Single Sign-On with Kerberos

With the Kerberos authentication method you only need to authenticate once: when you log in your operating system. The same credentials will be reused across all your Denodo products. In the particular case of the Data Catalog, the browser is responsible for obtaining your credentials from the system and build a Kerberos ticket that will be used to authenticate you in the Data Catalog. The Data Catalog sends that ticket to the Kerberos authentication server, typically an Active Directory, which is the one that validates the ticket.

To configure Kerberos authentication in the Data Catalog you should proceed as follows:

  1. Configure a service account for Virtual DataPort in the Active Directory of your organization.

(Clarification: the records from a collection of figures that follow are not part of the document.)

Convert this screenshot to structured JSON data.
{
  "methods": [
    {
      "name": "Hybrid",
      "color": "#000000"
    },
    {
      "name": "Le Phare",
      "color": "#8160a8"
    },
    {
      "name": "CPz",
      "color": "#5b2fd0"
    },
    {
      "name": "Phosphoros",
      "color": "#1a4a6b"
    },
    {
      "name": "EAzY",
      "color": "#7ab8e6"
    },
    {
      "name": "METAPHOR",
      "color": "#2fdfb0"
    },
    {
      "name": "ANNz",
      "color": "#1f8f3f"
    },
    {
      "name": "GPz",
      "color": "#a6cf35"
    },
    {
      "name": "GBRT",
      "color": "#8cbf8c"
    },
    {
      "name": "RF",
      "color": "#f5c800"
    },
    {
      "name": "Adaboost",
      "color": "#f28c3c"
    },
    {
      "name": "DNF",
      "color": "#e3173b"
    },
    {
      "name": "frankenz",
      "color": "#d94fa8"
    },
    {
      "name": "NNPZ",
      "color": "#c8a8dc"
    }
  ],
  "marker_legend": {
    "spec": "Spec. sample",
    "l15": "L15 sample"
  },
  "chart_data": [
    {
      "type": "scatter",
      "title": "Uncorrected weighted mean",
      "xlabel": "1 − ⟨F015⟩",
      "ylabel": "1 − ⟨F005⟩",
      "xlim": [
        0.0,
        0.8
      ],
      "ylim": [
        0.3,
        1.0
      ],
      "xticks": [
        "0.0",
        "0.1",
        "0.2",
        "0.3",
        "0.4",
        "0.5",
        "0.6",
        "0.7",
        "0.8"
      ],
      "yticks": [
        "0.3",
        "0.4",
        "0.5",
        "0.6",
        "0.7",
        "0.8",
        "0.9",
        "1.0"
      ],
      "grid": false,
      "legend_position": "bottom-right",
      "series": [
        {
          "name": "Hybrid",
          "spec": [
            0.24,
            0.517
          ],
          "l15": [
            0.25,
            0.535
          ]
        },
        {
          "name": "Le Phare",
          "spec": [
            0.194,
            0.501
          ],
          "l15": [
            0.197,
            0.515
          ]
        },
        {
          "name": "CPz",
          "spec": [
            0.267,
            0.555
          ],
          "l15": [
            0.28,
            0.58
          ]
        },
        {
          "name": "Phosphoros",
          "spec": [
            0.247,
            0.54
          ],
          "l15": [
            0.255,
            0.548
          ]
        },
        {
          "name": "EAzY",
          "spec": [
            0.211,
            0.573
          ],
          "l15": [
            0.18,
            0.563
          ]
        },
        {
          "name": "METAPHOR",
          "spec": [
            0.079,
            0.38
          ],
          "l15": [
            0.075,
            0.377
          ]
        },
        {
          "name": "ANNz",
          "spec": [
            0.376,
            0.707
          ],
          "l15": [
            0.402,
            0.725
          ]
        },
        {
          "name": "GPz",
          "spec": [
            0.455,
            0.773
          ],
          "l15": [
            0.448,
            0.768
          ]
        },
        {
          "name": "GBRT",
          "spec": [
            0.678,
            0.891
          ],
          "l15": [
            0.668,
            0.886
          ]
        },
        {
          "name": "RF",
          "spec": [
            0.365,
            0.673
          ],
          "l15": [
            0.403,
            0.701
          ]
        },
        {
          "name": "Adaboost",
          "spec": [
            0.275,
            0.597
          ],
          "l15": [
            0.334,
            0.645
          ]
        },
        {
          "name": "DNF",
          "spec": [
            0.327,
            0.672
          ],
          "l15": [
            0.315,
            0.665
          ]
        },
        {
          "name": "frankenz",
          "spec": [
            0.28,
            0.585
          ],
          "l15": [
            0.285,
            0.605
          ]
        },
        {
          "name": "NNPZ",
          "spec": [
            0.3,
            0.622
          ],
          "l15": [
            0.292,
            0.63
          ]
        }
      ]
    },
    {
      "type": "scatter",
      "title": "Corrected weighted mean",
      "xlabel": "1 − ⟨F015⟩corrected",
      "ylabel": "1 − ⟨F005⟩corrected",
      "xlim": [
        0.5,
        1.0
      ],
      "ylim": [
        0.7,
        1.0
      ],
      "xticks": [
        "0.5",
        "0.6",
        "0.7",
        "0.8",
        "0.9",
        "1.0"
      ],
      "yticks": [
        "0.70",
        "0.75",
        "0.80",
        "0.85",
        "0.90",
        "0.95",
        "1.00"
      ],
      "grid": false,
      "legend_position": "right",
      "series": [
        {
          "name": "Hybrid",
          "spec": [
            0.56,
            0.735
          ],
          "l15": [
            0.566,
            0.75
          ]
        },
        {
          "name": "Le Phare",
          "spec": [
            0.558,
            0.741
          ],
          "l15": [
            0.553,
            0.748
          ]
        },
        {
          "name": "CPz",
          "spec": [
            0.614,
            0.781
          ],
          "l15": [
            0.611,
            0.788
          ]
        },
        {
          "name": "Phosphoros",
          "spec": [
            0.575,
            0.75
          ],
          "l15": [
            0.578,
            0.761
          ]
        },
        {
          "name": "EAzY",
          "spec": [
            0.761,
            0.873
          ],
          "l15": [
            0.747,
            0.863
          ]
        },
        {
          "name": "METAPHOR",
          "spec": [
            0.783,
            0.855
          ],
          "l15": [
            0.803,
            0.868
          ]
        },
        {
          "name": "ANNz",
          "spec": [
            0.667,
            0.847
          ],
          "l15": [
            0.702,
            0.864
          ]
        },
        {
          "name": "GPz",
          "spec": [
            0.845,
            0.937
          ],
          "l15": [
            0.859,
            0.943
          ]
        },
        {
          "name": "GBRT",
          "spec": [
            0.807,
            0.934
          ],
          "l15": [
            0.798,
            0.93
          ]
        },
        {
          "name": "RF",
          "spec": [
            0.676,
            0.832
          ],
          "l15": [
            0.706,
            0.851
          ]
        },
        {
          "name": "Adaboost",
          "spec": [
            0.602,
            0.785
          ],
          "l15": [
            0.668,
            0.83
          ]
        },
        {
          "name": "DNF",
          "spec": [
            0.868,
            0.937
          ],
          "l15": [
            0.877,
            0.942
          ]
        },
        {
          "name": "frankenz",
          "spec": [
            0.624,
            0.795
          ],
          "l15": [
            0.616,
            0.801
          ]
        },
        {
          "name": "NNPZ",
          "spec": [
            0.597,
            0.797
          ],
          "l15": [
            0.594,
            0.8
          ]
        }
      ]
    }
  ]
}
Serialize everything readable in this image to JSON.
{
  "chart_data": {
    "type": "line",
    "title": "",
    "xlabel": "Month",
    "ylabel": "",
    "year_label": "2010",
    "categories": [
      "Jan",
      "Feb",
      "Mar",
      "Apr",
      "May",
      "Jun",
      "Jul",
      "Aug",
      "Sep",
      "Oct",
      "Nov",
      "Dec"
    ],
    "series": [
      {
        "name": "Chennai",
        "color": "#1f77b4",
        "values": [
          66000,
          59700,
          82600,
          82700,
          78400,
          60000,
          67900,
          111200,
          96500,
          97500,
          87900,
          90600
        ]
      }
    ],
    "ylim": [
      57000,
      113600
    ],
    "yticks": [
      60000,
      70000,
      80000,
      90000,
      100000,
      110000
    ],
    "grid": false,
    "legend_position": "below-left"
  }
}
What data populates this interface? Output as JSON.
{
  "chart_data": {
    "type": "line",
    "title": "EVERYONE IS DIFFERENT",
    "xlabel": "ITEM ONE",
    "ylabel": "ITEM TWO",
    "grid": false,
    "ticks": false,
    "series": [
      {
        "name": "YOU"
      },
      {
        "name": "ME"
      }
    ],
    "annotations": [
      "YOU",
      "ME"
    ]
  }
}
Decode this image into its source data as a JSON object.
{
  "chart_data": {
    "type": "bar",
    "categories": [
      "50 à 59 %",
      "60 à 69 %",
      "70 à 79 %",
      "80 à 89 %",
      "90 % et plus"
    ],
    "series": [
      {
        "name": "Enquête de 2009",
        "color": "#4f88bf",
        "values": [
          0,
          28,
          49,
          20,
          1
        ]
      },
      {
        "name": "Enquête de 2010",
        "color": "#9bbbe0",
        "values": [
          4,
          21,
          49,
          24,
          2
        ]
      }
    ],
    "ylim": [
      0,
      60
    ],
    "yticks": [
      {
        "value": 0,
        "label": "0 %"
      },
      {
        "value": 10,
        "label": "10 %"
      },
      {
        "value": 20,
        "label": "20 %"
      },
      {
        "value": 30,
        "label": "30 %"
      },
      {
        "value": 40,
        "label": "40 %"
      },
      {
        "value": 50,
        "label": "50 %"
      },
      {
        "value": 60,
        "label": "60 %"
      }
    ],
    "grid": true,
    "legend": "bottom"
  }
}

  2. Configure a service account for Data Catalog in the Active Directory of your organization, in case the Data Catalog and the Virtual DataPort servers are in different machines.

  3. Indicate a Kerberos realm, if it is different from the one from your domain.

  4. Configure the Kerberos authentication in the Virtual DataPort server you use to connect from the Data Catalog.

  5. Configure the Kerberos authentication in the Data Catalog server.

  6. Configure Kerberos on your browser.

Note

Since the Kerberos ticket for authentication is automatically generated by the browser, you should take into account the following considerations:

  • The Service Principal Name that identifies the Data Catalog should use HTTP as the service class. For example, HTTP/denodo-prod.subnet.acme.com@ACME.COM.

  • To access the Data Catalog, you should use the Fully Qualified Domain Name of the host, as it is defined in the Service Principal Name. For example, if the Service Principal Name of the Data Catalog is HTTP/denodo-prod.subnet.acme.com@ACME.COM, you should access the Data Catalog through the URL http://denodo-prod.subnet.acme.com:9090/denodo-data-catalog.

If there are several Virtual DataPort servers registered in the Data Catalog, you will see a login page like the one below. You only need to select the server you want to connect to in order to log in the Data Catalog.

Login page for single sign-on with Kerberos in the Data Catalog

Login page for single sign-on with Kerberos in the Data Catalog

If there is only one Virtual DataPort server registered, you will be automatically authenticated in the Data Catalog.